Sigh. One more day of Black History month, and here we have Mrs. Devos making an arse of herself. Again. I’ll paraphrase… “Historically Black Colleges and Universities were started from the fact that too many students did not have equal access to education – therefore, they were pioneers when it came to school choice.” Um…Huh? I thought they were created out of racial segregation and discrimination? Are these… alternative facts? Everyone should be scared by this lack of knowledge. Scared into educating themselves.
Why are you so interested in black history month, Erin, as the whitest of white people on the planet, you ask? Well…it’s precisely that. How can I ever know what it feels like to not have all the privileges given to a white person, if I never know what a black person has to go through? Makes sense, right? And at the very least, black history month says: “go pick up a book, and educate yourself. Start…anywhere.” I should send one to Mrs. Devos herself. I think I will. I am interested in people, in knowing the human spirit, in sharing its ties. Maybe that’s why I have chosen the writing path, to try and explore humanity as best I can.
This black history month I took a good look around my own community. I have been telling my friends back home for years that I have somehow landed in the wrong place, given its sore lack of diversity. For me, a place isn’t really alive unless it has lots of different voices representing it. Like Toronto. They have reason to feel superior, Vancouver, they do. (Our air is much nicer though)
I live in a community called Edgemont, and I had to laugh one day as I took a good look at the tin I’ve been hauling around from kitchen to kitchen (the one that holds my utensils) which had more to say than just its brand.

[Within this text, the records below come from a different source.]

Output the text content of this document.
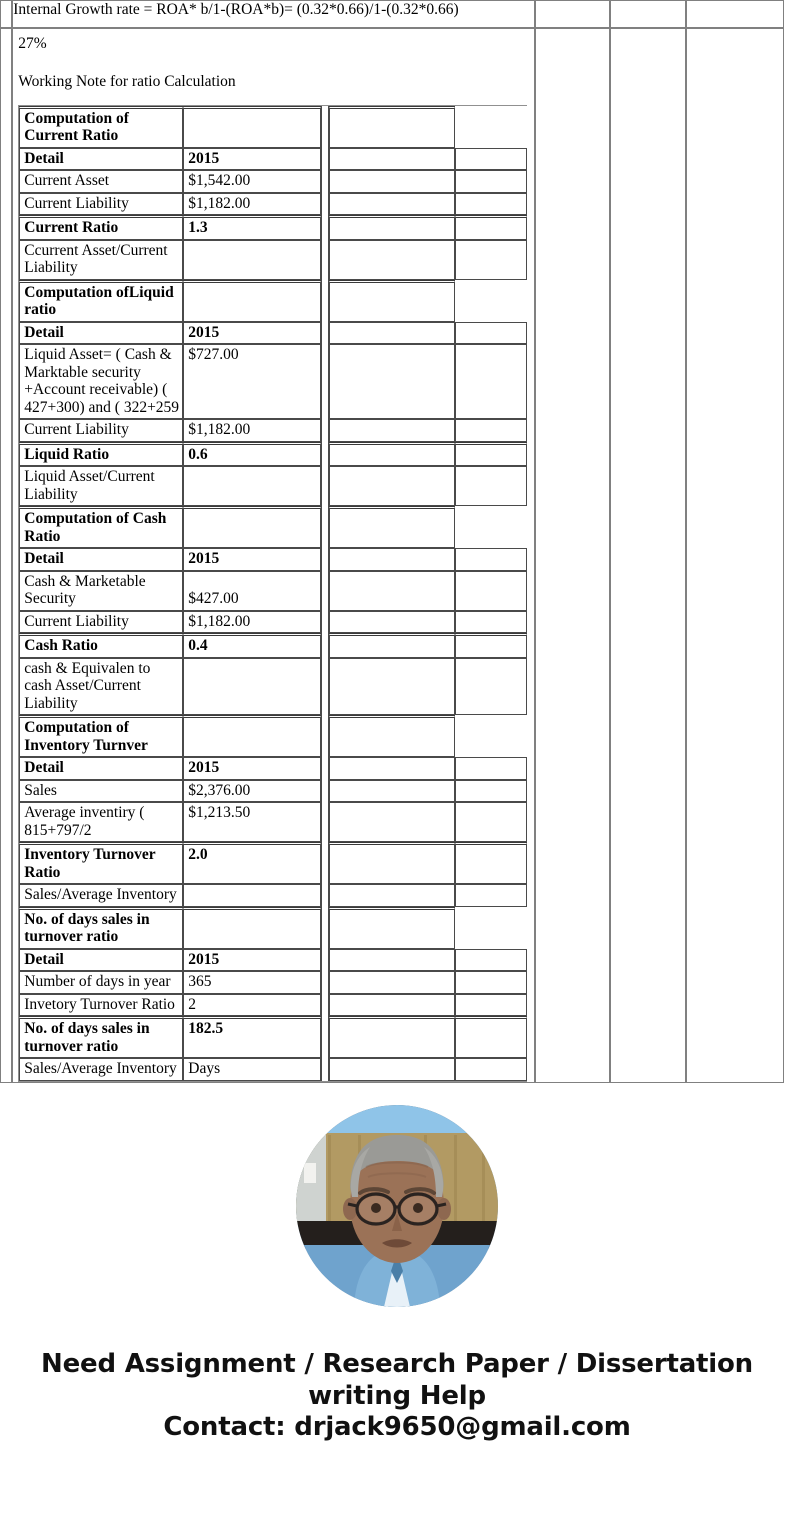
	Internal Growth rate = ROA* b/1-(ROA*b)= (0.32*0.66)/1-(0.32*0.66)			

27%
Working Note for ratio Calculation
Computation of Current Ratio				
Detail	2015			
Current Asset	$1,542.00			
Current Liability	$1,182.00			
Current Ratio	1.3			
Ccurrent Asset/Current Liability				
Computation ofLiquid ratio				
Detail	2015			
Liquid Asset= ( Cash & Marktable security +Account receivable) ( 427+300) and ( 322+259	$727.00			
Current Liability	$1,182.00			
Liquid Ratio	0.6			
Liquid Asset/Current Liability				
Computation of Cash Ratio				
Detail	2015			
Cash & Marketable Security	$427.00			
Current Liability	$1,182.00			
Cash Ratio	0.4			
cash & Equivalen to cash Asset/Current Liability				
Computation of Inventory Turnver				
Detail	2015			
Sales	$2,376.00			
Average inventiry ( 815+797/2	$1,213.50			
Inventory Turnover Ratio	2.0			
Sales/Average Inventory				
No. of days sales in turnover ratio				
Detail	2015			
Number of days in year	365			
Invetory Turnover Ratio	2			
No. of days sales in turnover ratio	182.5			
Sales/Average Inventory	Days			

Need Assignment / Research Paper / Dissertation
writing Help
Contact: drjack9650@gmail.com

I live in Crackerville. I know about three black people here, that’s it. And one of them I don’t really know, I just practically made out with him at a party because he was so damn interesting. I didn’t get very far (my husband was right there) and also because he was gay, so my chances were pretty much nil. He was very charming, and to his credit he braved an En Blanc party…you know, where everyone is dressed in white? It was a food-stain challenge, for sure. The funniest part was he went out to his car to get something, and a nosy neighbour was out surveying the loud party scene. After seeing him, he called the cops.

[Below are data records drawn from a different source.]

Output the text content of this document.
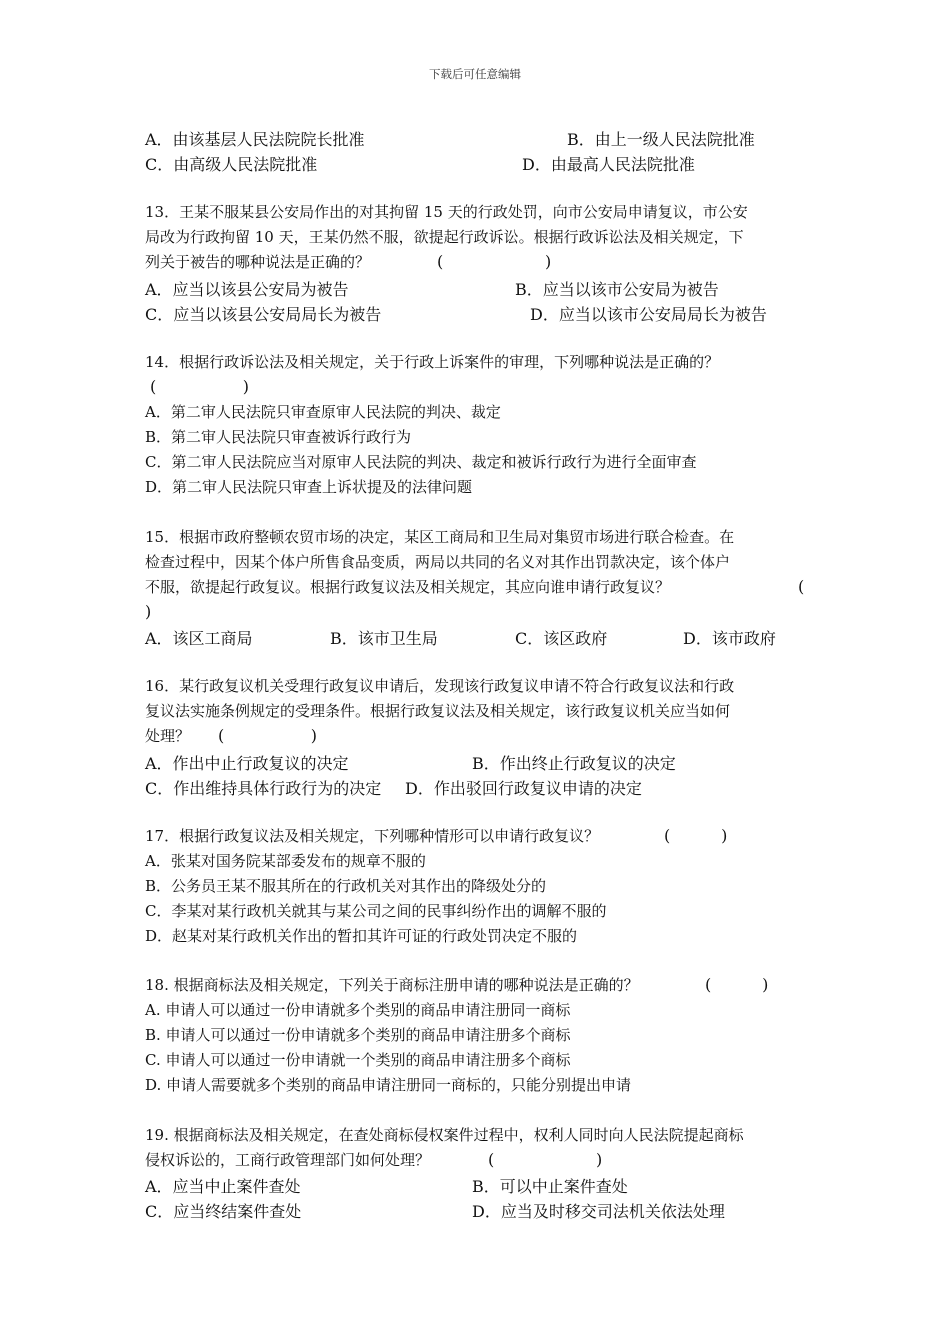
下载后可任意编辑
A．由该基层人民法院院长批准	B．由上一级人民法院批准
C．由高级人民法院批准	D．由最高人民法院批准
13．王某不服某县公安局作出的对其拘留 15 天的行政处罚，向市公安局申请复议，市公安
局改为行政拘留 10 天，王某仍然不服，欲提起行政诉讼。根据行政诉讼法及相关规定，下
列关于被告的哪种说法是正确的？	(                    )
A．应当以该县公安局为被告	B．应当以该市公安局为被告
C．应当以该县公安局局长为被告	D．应当以该市公安局局长为被告
14．根据行政诉讼法及相关规定，关于行政上诉案件的审理，下列哪种说法是正确的？
(                 )
A．第二审人民法院只审查原审人民法院的判决、裁定
B．第二审人民法院只审查被诉行政行为
C．第二审人民法院应当对原审人民法院的判决、裁定和被诉行政行为进行全面审查
D．第二审人民法院只审查上诉状提及的法律问题
15．根据市政府整顿农贸市场的决定，某区工商局和卫生局对集贸市场进行联合检查。在
检查过程中，因某个体户所售食品变质，两局以共同的名义对其作出罚款决定，该个体户
不服，欲提起行政复议。根据行政复议法及相关规定，其应向谁申请行政复议？	(
)
A．该区工商局	B．该市卫生局	C．该区政府	D．该市政府
16．某行政复议机关受理行政复议申请后，发现该行政复议申请不符合行政复议法和行政
复议法实施条例规定的受理条件。根据行政复议法及相关规定，该行政复议机关应当如何
处理？	(                 )
A．作出中止行政复议的决定	B．作出终止行政复议的决定
C．作出维持具体行政行为的决定 D．作出驳回行政复议申请的决定
17．根据行政复议法及相关规定，下列哪种情形可以申请行政复议？	(          )
A．张某对国务院某部委发布的规章不服的
B．公务员王某不服其所在的行政机关对其作出的降级处分的
C．李某对某行政机关就其与某公司之间的民事纠纷作出的调解不服的
D．赵某对某行政机关作出的暂扣其许可证的行政处罚决定不服的
18. 根据商标法及相关规定，下列关于商标注册申请的哪种说法是正确的？	(          )
A. 申请人可以通过一份申请就多个类别的商品申请注册同一商标
B. 申请人可以通过一份申请就多个类别的商品申请注册多个商标
C. 申请人可以通过一份申请就一个类别的商品申请注册多个商标
D. 申请人需要就多个类别的商品申请注册同一商标的，只能分别提出申请
19. 根据商标法及相关规定，在查处商标侵权案件过程中，权利人同时向人民法院提起商标
侵权诉讼的，工商行政管理部门如何处理？	(                    )
A．应当中止案件查处	B．可以中止案件查处
C．应当终结案件查处	D．应当及时移交司法机关依法处理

“Guys, that guy just called the cops. I think he saw a black dude come out of the house and he was like…shit! I’m going to call the cops now!” said our friend.
We laughed and then said, yes, that probably is what happened. No sugar coating the blatant racism that abounds, is there. Wait, is that funny? No of course not. But, maybe. Because if we can’t laugh in the face of what sucks, we might just wither and die. (Keep at it SNL, keep at it).
I left the party feeling like, why don’t I have any friends here like him? Then I remembered. I am not an attractive friend-catch to the black gay man. I could introduce him to…I dunno…some moms? I know he likes his friend’s kids, but…I don’t feel I have much to offer him. Our taste in music and books and movies might be similar, but I will probably never know, which is too bad.
The book I just finished, Phoebe Robinson’s No You Can’t Touch My Hair and Other Things I Still Have to Explain is a good place to start if you are feeling the need for a few truths about race and feminism. She is hilarious; a stand up comedian. If she lived here, I’d have to ask her to hang out. But sadly, then I would fall into the category of the “woke” white person who has the black friend. She describes what its like to be the white person’s one black friend… and it kind of sucks for her. So what am I to do about this? Post a sign out front?
LOOKING FOR PEOPLE OF COLOR TO HANG OUT WITH SO I DON’T HAVE TO HEAR THE SAME SHIT ALL THE TIME.
This would be a bit pretentious, no? But how does one break any barriers, if you can’t find someone to hang out with? And really, don’t you want to find people to hang out with because you like nice people, regardless of their colour? How do I win this one?! I heard a woman walking down my street today speaking Spanish, and it gave me a lift of hope. But a few months ago, I was helping an Asian lady with directions, and a construction worker who was passing said,
“Oh, looking to sell her a house, are you?” I just gave him a blank stare.
“No, I’m helping her find where the suspension bridge is.” He looked confused and walked off. In his mind, the white realtor was showing the Asian buyer a home. So many stereotypes to battle. But what a dumb-ass!
If I was a realtor I would have had much nicer clothes on.